It’s been (another) good year for the mega-cap market leadership.
There are exceptions. Namely Apple and Tesla, where a lack of product innovation and — ahem — product sales, respectively, have weighed on stock performance.
Everything else to do with high-stakes US tech’s performing quite well. You can tell because everyone’s wailing about market breadth and extreme concentration again. Just like they did last year and the year before. As a reminder you don’t need: Market breadth, like valuations, isn’t a reliable tool if you’re silly enough to think you can call tops and trade them.
The table below shows a Goldman basket of AI-exposed stocks outperforming the median S&P 500 constituent by 23ppt YTD, and the cap-weighted index (which is a third big-tech) by 18ppt.

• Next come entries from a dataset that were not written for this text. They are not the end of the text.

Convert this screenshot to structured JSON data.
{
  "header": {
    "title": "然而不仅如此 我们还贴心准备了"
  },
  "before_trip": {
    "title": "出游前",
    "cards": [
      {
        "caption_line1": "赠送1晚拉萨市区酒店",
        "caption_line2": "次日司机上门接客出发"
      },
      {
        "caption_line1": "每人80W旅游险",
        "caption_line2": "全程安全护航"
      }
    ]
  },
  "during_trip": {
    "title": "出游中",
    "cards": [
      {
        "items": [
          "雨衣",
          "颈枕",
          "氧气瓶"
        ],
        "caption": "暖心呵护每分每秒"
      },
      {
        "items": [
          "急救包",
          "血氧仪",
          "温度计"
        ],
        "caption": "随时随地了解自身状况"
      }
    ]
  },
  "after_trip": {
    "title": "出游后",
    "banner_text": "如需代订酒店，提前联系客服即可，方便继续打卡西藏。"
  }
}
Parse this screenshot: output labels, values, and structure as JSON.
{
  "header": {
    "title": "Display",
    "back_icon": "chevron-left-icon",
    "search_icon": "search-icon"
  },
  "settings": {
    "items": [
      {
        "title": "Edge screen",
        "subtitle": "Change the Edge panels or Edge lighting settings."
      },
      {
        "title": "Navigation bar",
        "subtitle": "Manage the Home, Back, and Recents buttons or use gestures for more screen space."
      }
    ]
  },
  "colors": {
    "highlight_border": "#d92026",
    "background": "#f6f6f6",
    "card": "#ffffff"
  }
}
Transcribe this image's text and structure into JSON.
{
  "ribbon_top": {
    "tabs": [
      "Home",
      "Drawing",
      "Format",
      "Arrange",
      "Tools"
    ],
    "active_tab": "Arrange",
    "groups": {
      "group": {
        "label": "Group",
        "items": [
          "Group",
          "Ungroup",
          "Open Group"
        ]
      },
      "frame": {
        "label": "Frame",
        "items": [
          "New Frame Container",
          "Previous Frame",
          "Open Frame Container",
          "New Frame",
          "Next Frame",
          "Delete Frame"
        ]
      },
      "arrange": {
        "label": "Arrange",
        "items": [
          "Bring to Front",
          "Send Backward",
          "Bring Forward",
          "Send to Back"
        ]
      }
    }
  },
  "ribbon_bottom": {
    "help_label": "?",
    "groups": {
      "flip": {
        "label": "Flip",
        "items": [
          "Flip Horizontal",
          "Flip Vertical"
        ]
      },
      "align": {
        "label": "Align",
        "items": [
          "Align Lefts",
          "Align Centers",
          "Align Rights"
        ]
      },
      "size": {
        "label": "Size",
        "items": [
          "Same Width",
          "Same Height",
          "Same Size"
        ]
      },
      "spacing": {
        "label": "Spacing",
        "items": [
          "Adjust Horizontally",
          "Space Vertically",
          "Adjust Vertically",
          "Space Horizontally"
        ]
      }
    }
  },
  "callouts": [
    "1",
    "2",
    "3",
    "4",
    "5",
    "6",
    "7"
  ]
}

That all-too-familiar divergence continues to manifest as elevated dispersion. Measured using three-month rolling stock-level returns, dispersion’s 80%ile or so looking back three decades, Goldman’s David Kostin remarked.
Dispersion rises when either single-stock vol is high or correlations are low. Vol’s been “relatively contained” this year, as Kostin put it (“relatively” to account for the tariff fireworks in April), but “the varying impacts of key macro themes, including tariffs, Fed policy, fiscal policy and AI, have pushed correlation among stocks back down near record lows.” (Remember: Short correlation is just long dispersion, and vice versa.)
That’s all a bit esoteric. The point (my point) in mentioning it is to set up the figure below, which shows valuation dispersion.
As the chart text notes, that’s the P/E premium for the most expensive stocks, sector-neutral, versus the least expensive stocks, expressed as a percentage.
What does that tell us? Why am I (hopefully not) wasting your time with this? Well, it gives you a more nuanced sense of the “rich”/”extreme” valuations criticism of the rally.
On that more subtle metric, the discrepancy between the richest stocks and the cheapest is both extreme (in the context of the historical median) and not (in the context of the two “froth” episodes we typically cite when making comparisons (the dot-com boom and the 2021 go-go “stimmy” bonanza).
As Kostin put it, valuation dispersion’s “very elevated” at nearly 200%, which ranks 91%ile since 1980, but it’s “well below the peaks in 2000 (328%) and 2021 (287%).”